I am trying to gauge how much memory will be used when loading XML documents into memory. Suppose I have an XML document of size X kilobytes or has Y kilobytes of information
Is there a good way of determining how much memory would be used in loading it into a record structure?
I want to determine the upper limit of how large an XML can be loaded into a wM record structure. I suppose this will depend on the heap size, but I need to understand this a bit more.
There are three major options that drastically effect RAM usage:
-
If using the NodeIterator services in WmPublic pub.web, there is no upper limit. You can see an example of using these services in WmSamples large mapping example.
-
If you don’t need all the data, but just a few bits of information you can use pub.web:queryDocument to pull out pieces of the document into a record that just contains the subset you want using XQL or WQL queries. This will require an XML parse tree to be in memory, but little else.
-
Often you need all the elements of the incoming document and you use pub.web:documentToRecord to create an IData image of the data for mapping etc. This operation has a full XML parse tree in memory and then an IData tree that is about the same size. Assuming you then drop the Node object (i.e. the parse tree) from the pipeline as soon as documentToRecord completes, the parse tree RAM can be GCed, so there is a peak you need to account for, but the memory would not be held.
Now for a ROUGH look at the XML parse tree RAM usage that happens during option #2 and #3:
An IS XML parse tree is a structure built on top of the original XML stream, meaning that the original file is in memory, so the disk size of the file is always there. There will be Node objects for each element in the XML file. A Node object contains a parent reference, a child reference list, an attribute list, name, namespace name, nsdecls list, and some other information needed to encapsulate the XML information set.

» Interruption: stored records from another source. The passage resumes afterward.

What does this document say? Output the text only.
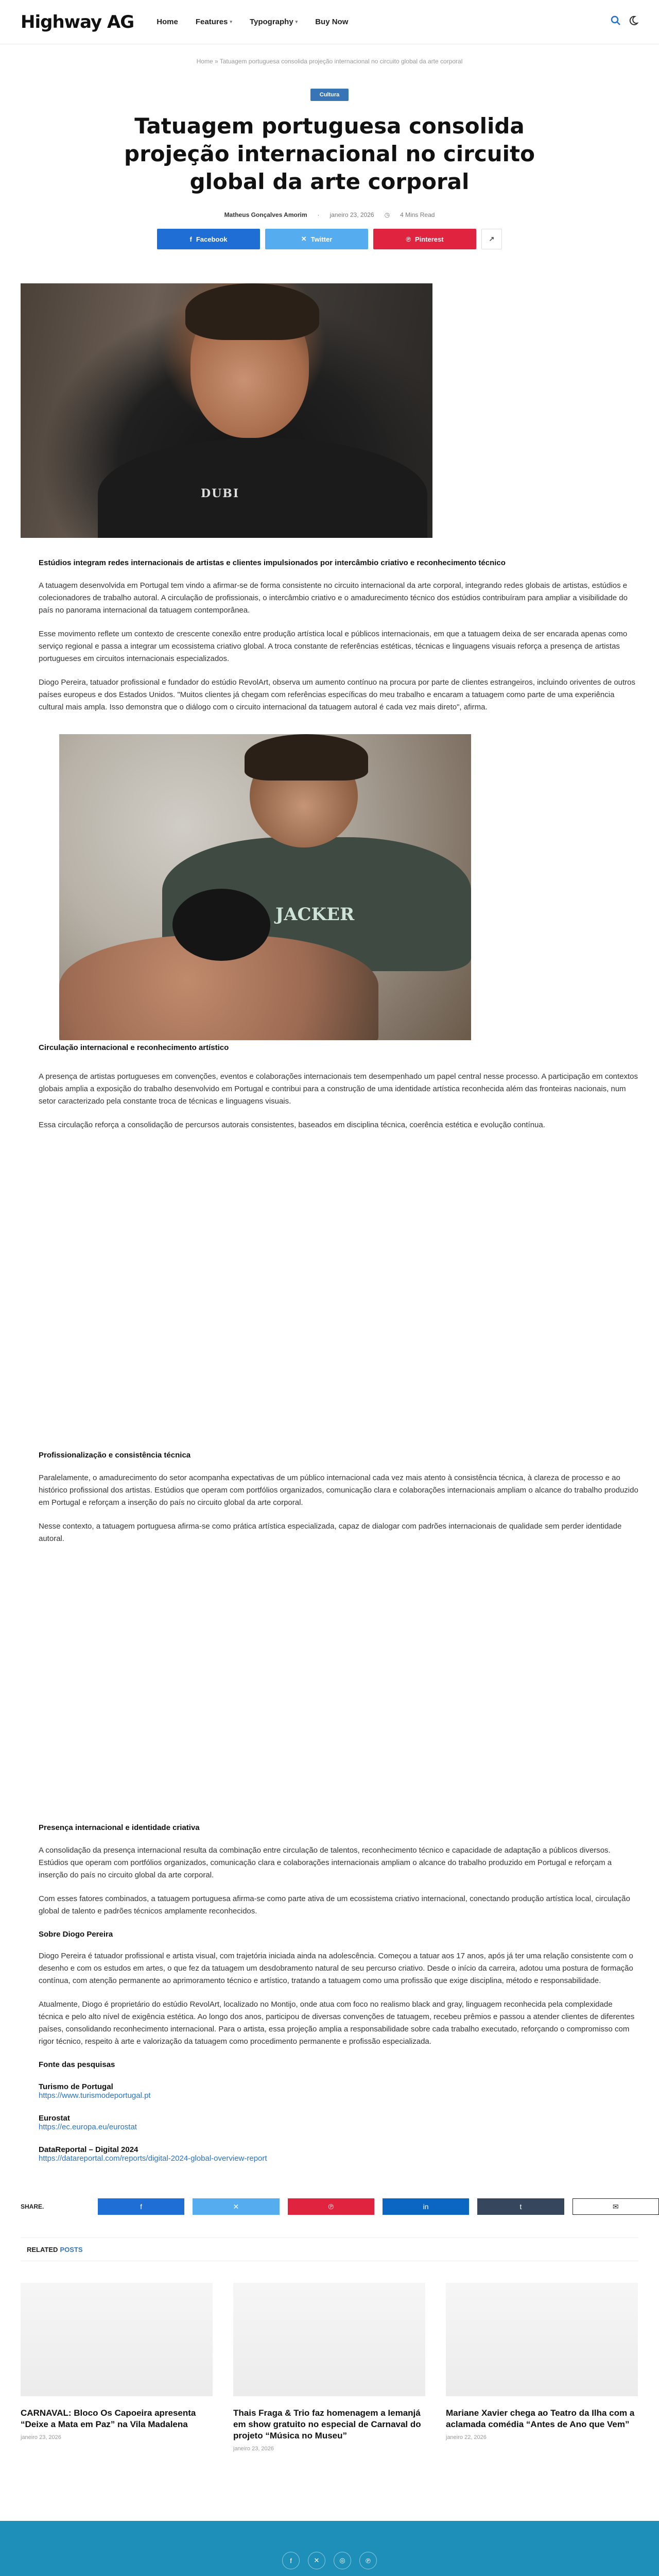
Highway AG	Home Features ▾ Typography ▾ Buy Now
Home » Tatuagem portuguesa consolida projeção internacional no circuito global da arte corporal
Cultura
Tatuagem portuguesa consolida projeção internacional no circuito global da arte corporal
Matheus Gonçalves Amorim · janeiro 23, 2026 ◷ 4 Mins Read
f Facebook	✕ Twitter	℗ Pinterest	↗
DUBI
Estúdios integram redes internacionais de artistas e clientes impulsionados por intercâmbio criativo e reconhecimento técnico

A tatuagem desenvolvida em Portugal tem vindo a afirmar-se de forma consistente no circuito internacional da arte corporal, integrando redes globais de artistas, estúdios e colecionadores de trabalho autoral. A circulação de profissionais, o intercâmbio criativo e o amadurecimento técnico dos estúdios contribuíram para ampliar a visibilidade do país no panorama internacional da tatuagem contemporânea.

Esse movimento reflete um contexto de crescente conexão entre produção artística local e públicos internacionais, em que a tatuagem deixa de ser encarada apenas como serviço regional e passa a integrar um ecossistema criativo global. A troca constante de referências estéticas, técnicas e linguagens visuais reforça a presença de artistas portugueses em circuitos internacionais especializados.

Diogo Pereira, tatuador profissional e fundador do estúdio RevolArt, observa um aumento contínuo na procura por parte de clientes estrangeiros, incluindo oriventes de outros países europeus e dos Estados Unidos. "Muitos clientes já chegam com referências específicas do meu trabalho e encaram a tatuagem como parte de uma experiência cultural mais ampla. Isso demonstra que o diálogo com o circuito internacional da tatuagem autoral é cada vez mais direto", afirma.

JACKER
Circulação internacional e reconhecimento artístico

A presença de artistas portugueses em convenções, eventos e colaborações internacionais tem desempenhado um papel central nesse processo. A participação em contextos globais amplia a exposição do trabalho desenvolvido em Portugal e contribui para a construção de uma identidade artística reconhecida além das fronteiras nacionais, num setor caracterizado pela constante troca de técnicas e linguagens visuais.

Essa circulação reforça a consolidação de percursos autorais consistentes, baseados em disciplina técnica, coerência estética e evolução contínua.

Profissionalização e consistência técnica

Paralelamente, o amadurecimento do setor acompanha expectativas de um público internacional cada vez mais atento à consistência técnica, à clareza de processo e ao histórico profissional dos artistas. Estúdios que operam com portfólios organizados, comunicação clara e colaborações internacionais ampliam o alcance do trabalho produzido em Portugal e reforçam a inserção do país no circuito global da arte corporal.

Nesse contexto, a tatuagem portuguesa afirma-se como prática artística especializada, capaz de dialogar com padrões internacionais de qualidade sem perder identidade autoral.

Presença internacional e identidade criativa

A consolidação da presença internacional resulta da combinação entre circulação de talentos, reconhecimento técnico e capacidade de adaptação a públicos diversos. Estúdios que operam com portfólios organizados, comunicação clara e colaborações internacionais ampliam o alcance do trabalho produzido em Portugal e reforçam a inserção do país no circuito global da arte corporal.

Com esses fatores combinados, a tatuagem portuguesa afirma-se como parte ativa de um ecossistema criativo internacional, conectando produção artística local, circulação global de talento e padrões técnicos amplamente reconhecidos.

Sobre Diogo Pereira

Diogo Pereira é tatuador profissional e artista visual, com trajetória iniciada ainda na adolescência. Começou a tatuar aos 17 anos, após já ter uma relação consistente com o desenho e com os estudos em artes, o que fez da tatuagem um desdobramento natural de seu percurso criativo. Desde o início da carreira, adotou uma postura de formação contínua, com atenção permanente ao aprimoramento técnico e artístico, tratando a tatuagem como uma profissão que exige disciplina, método e responsabilidade.

Atualmente, Diogo é proprietário do estúdio RevolArt, localizado no Montijo, onde atua com foco no realismo black and gray, linguagem reconhecida pela complexidade técnica e pelo alto nível de exigência estética. Ao longo dos anos, participou de diversas convenções de tatuagem, recebeu prêmios e passou a atender clientes de diferentes países, consolidando reconhecimento internacional. Para o artista, essa projeção amplia a responsabilidade sobre cada trabalho executado, reforçando o compromisso com rigor técnico, respeito à arte e valorização da tatuagem como procedimento permanente e profissão especializada.

Fonte das pesquisas
Turismo de Portugal
https://www.turismodeportugal.pt
Eurostat
https://ec.europa.eu/eurostat
DataReportal – Digital 2024
https://datareportal.com/reports/digital-2024-global-overview-report
SHARE.	f	✕	℗	in	t	✉
RELATED POSTS
CARNAVAL: Bloco Os Capoeira apresenta “Deixe a Mata em Paz” na Vila Madalena
janeiro 23, 2026
Thais Fraga & Trio faz homenagem a Iemanjá em show gratuito no especial de Carnaval do projeto “Música no Museu”
janeiro 23, 2026
Mariane Xavier chega ao Teatro da Ilha com a aclamada comédia “Antes de Ano que Vem”
janeiro 22, 2026
f	✕	◎	℗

I don’t know the RAM size of this object, but I’ll take a wild guess at NodeSize.
We could then do the following calculations:
Assumptions:
NodeSize = 200 Bytes
DiskSize = 1 Meg
DataPercent = 70% (the other 30% is XML tags)
AvgTagNameSize = 10
Two tagNames per Node
Two extra characters per tagName
Formulas:
NumberNodes = (DiskSize * (1-DataPercent))/((AvgTagNameSize+2)*2)
RAMSize = DiskSize + (NumberNodes * NodeSize)
Calculations:
NumberNodes = (1MB*.7)/24 = 13107
RAMSize = 1MB + (NumberNodes*200B)
RAMSize = 1MB + 2.6MB
RAMSize = 3.6MB for a 1MB file.
I haven’t run real files through these formulas to check the assumptions, but I think these assumptions and formulas will get you in the ballpark.